El Terror del Humo Azul: Los Perros Tíndalos en Andalucía.

Así fue. Así ocurrió. Así me lo contaron: En la Universidad de Málaga, la doctora Elara Ríos no buscaba fama ni redención científica. Buscaba entender por qué, cerca del Torcal de Antequera, el espacio parecía arrugarse como un mantel mal planchado en una cena de dioses borrachos. No era una ondulación elegante del tiempo, de esas que enamoran a los físicos teóricos, sino una distorsión torpe, cargada de un hedor metálico y azul, denso como las pesadillas que uno olvida a medias, pero teme del todo.

A varios kilómetros, en Vélez-Málaga, la Guardia Civil lidiaba con desapariciones que ni Agatha Christie querría firmar. Personas borradas sin protocolo, sin cuerpo, sin drama. Solo quedaba una mancha azul y gelatinosa con un aroma a ozono que evocaba tormentas contenidas… o el aliento de algo que no debería respirar.

Mientras tanto, en Cádiz, el inspector Javier Cruz perseguía sombras con carnet de realidad. Las víctimas tenían algo en común: un amor desmedido por la historia, la geometría y—ironías del destino—una peligrosa falta de superstición. Uno de ellos, el historiador Armando Vera, dejó notas que olían a delirio y lucidez por partes iguales. Hablaba de “sombras que reptan” y un “pus azul” que ningún laboratorio quiso etiquetar.

Dibujaba formas imposibles con la fe de quien ha visto y ha preferido no entender. Según Vera, esas criaturas —los famélicos Perros de Tíndalos— no caminaban ni volaban: se filtraban, como una mala idea en una noche larga. No cazaban cuerpos; drenaban certidumbres. Su marca era un residuo viscoso, mezcla de ectoplasma y amenaza no declarada.

Elara y Cruz se encontraron donde se encuentran los que huyen de lo lógico: una sierra malagueña, entre averías que olían menos a mecánica y más a sabotaje cósmico. Desde una casa en ruinas, surgió una columna de humo azul. No parecía fuego, sino una protesta del espacio.

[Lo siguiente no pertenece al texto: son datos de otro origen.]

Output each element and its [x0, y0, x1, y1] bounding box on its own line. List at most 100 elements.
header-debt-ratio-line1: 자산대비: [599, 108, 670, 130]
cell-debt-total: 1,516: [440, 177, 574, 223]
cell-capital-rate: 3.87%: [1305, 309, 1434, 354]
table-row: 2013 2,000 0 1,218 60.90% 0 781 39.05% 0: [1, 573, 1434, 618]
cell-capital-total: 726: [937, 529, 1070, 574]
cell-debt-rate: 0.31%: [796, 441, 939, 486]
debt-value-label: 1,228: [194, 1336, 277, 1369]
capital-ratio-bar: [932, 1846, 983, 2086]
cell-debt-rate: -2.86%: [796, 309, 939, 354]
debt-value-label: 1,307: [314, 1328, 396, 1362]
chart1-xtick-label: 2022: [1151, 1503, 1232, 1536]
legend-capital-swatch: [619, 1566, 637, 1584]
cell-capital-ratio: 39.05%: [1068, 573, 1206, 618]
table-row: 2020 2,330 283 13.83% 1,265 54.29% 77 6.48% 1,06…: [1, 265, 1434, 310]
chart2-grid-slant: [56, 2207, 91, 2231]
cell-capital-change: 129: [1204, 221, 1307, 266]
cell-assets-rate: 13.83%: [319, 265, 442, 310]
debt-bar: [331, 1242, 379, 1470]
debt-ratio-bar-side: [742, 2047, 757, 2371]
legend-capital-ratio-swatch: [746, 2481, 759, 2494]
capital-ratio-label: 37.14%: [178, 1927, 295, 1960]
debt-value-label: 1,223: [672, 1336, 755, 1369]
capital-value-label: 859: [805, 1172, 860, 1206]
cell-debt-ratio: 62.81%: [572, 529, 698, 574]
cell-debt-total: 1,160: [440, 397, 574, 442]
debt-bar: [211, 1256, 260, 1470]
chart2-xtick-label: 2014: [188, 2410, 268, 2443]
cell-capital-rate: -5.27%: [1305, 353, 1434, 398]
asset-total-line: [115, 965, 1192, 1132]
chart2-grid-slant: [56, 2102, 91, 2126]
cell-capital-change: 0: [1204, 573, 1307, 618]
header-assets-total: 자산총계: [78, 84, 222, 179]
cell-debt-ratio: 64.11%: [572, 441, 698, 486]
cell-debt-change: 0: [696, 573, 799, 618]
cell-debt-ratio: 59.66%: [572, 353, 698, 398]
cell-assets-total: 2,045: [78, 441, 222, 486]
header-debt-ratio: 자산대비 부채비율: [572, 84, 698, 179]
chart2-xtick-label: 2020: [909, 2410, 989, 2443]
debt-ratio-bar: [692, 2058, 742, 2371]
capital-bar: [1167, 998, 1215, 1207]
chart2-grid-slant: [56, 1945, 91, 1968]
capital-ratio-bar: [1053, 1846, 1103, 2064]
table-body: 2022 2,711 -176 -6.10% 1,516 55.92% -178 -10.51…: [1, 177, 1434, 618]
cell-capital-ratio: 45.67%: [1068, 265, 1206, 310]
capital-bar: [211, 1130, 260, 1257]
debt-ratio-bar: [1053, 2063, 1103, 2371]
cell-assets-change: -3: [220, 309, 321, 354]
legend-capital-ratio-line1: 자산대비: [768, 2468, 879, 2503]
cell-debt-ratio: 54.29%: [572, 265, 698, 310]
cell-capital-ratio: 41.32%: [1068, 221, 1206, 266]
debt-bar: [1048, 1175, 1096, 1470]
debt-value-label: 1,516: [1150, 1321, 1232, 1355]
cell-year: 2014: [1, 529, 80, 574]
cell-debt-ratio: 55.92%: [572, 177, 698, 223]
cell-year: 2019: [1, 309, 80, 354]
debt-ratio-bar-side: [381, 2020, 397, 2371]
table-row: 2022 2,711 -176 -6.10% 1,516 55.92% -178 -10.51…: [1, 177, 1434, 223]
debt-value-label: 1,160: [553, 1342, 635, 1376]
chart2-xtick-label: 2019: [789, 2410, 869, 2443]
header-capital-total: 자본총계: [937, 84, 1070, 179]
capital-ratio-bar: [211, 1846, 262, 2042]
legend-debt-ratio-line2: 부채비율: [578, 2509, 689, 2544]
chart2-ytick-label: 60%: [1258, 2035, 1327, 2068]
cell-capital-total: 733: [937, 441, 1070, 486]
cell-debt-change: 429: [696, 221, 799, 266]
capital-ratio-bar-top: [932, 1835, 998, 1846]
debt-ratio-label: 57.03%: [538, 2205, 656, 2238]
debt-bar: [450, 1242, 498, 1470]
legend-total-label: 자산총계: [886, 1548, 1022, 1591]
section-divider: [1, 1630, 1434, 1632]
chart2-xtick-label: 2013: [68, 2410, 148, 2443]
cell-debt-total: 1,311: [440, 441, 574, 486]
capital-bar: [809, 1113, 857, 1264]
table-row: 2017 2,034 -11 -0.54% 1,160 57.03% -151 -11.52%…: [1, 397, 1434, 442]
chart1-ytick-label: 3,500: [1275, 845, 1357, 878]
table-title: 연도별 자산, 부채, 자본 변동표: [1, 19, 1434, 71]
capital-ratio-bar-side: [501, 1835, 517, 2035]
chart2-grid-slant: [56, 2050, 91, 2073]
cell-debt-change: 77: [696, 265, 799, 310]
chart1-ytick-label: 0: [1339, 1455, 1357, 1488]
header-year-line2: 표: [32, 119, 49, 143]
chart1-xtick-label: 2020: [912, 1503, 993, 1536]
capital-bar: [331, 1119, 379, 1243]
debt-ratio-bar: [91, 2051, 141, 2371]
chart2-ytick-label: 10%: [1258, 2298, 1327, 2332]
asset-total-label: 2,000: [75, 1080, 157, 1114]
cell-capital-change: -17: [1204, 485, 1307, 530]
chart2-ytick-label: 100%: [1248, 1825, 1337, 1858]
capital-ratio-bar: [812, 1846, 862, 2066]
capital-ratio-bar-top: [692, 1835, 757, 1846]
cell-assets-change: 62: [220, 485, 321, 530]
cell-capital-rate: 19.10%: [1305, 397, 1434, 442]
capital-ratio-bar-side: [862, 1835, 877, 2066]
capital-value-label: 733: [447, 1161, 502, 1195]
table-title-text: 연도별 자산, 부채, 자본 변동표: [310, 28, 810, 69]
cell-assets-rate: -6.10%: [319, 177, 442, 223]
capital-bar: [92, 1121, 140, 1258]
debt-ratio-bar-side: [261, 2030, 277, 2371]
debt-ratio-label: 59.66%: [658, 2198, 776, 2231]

Antonia, una anciana con más intuición que dientes, lo explicó con una frase que congelaría al más escéptico: “Son los seres de los rincones. Cazan a quienes abren puertas que deben seguir cerradas.” Cruz —ley— y Elara —ciencia— tejieron una alianza improbable.

Recorrieron ruinas romanas y sótanos donde el pasado aún murmura. Las víctimas comprendieron, no solo estudiaban los ángulos: los deformaban, los provocaban. Jugaban con el tiempo como si fuese plastilina cósmica. Y los Perros respondían como todo lo que habita más allá del umbral: con hambre.

En una bodega de Jerez, apareció. No era un perro. Era la idea de un perro soñada por una dimensión hostil. Cruz disparó, por reflejo o por miedo, pero las balas atravesaron la criatura como si la realidad misma se negara a tocarla. Solo quedó el pus azul, ese lenguaje secreto que nadie quiere traducir.

Elara, afilada por el terror y la lógica, comprendió lo esencial: no había que luchar. Había que esquivar. Buscar refugio en lo curvo. Así llegaron al faro de Trafalgar, una torre cilíndrica que, por una vez, no guiaba barcos, sino almas temblorosas. Allí, rodeados por una luz que giraba como un mantra, el humo azul no volvió a alzarse. El silencio no fue amenaza, sino alivio. Sobrevivieron no por heroísmo, sino por flexibilidad. Porque a veces la inteligencia consiste en doblarse sin romperse.

Elara regresó a su laboratorio con una verdad que no cabía en ningún papel. Cruz cerró el expediente con la frase burocrática de rigor: “fenómenos inexplicables”. Pero ambos sabían —como lo sabe el viento cuando pasa por Zahara o por Ronda— que Andalucía guarda rincones donde la geometría es una trampa y los ángulos son heridas abiertas al otro lado del tiempo. Y allí, justo en esos vértices malditos, los Perros de Tíndalos siguen esperando. Siempre lo hacen.